Im Mittelpunkt des Falls standen Müllers Tweets über Dipama, die die Staatsanwaltschaft letztlich als sachlich richtig und nicht ehrverletzend einstuft. Dipama, einst Gegner des ehemaligen burkinischen Machthabers Blaise Compaoré, war 2002 aus München geflohen, unterstützt jedoch seitdem offen den aktuellen Präsidenten des Landes, Ibrahim Traoré. Müller hatte infrage gestellt, ob Dipama seinen Flüchtlingsstatus behalten könne, falls er plane, 2025 zur Einweihung des Mausoleums des früheren Diktators Thomas Sankara in seine Heimat zurückzukehren.
Der ÖRR-Blog thematisierte zudem Dipamas Interaktion mit einem Instagram-Post von Afrokratie, in dem weiße Menschen zunächst als "Neandertaler" bezeichnet wurden, bevor der Begriff später geändert wurde. Müller argumentierte, die Klage sei kein Angriff auf seine Medienkritik, sondern eine persönliche Animosität Dipamas gewesen.

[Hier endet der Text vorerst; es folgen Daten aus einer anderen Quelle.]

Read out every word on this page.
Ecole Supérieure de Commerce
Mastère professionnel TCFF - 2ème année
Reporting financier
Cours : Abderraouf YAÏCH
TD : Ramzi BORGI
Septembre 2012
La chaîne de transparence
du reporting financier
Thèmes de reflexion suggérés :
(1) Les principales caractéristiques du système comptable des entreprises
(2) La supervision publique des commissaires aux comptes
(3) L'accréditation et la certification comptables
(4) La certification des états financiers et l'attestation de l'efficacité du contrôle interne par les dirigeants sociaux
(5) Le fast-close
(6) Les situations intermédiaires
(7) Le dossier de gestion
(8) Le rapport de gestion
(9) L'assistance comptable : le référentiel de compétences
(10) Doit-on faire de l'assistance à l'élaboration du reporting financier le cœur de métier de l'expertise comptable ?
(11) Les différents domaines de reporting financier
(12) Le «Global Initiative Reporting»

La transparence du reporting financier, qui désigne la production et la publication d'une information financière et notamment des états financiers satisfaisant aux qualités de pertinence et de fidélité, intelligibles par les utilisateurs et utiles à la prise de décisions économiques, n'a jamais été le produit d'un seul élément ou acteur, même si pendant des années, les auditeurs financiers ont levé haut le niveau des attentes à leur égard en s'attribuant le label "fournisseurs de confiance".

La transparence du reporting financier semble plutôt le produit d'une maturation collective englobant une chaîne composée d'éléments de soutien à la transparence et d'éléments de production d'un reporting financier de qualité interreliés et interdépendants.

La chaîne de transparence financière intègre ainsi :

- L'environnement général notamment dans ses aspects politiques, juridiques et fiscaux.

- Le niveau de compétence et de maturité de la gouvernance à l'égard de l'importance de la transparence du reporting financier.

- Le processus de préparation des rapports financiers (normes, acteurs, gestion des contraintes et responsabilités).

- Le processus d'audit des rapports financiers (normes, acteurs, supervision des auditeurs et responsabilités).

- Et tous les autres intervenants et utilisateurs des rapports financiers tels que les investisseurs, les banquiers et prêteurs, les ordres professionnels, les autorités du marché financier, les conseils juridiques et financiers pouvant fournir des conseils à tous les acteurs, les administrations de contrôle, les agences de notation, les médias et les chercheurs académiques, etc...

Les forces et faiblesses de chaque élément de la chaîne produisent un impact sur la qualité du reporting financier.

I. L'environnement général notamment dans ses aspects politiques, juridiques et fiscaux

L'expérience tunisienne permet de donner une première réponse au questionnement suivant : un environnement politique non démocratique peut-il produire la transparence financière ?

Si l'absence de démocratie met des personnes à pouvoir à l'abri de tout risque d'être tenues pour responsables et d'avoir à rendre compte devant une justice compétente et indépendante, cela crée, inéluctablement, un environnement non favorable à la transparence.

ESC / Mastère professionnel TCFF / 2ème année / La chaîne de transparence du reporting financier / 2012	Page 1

Um die Prozesskosten zu decken, startete Müller eine Notfall-Spendenkampagne und sammelte 15.000 Euro. Später sprach er über den Stress der Ermittlungen, die ihn emotional stark belastet hätten. Gleichzeitig wies er auf ein strukturelles Problem im Justizsystem hin: Beschuldigte müssten hohe Kosten tragen, um sich gegen unbegründete Vorwürfe zu wehren, während Kläger kein finanzielles Risiko trügen.
Mit der Einstellung des Verfahrens kann Müller nun ohne rechtliche Bedrohung weiterarbeiten. Die Entscheidung bestätigt, dass seine Berichterstattung korrekt war und keine Verleumdung darstellte. Dennoch hat der Fall die Debatte über die finanzielle Belastung derer neu entfacht, die sich für die Meinungsfreiheit vor Gericht einsetzen.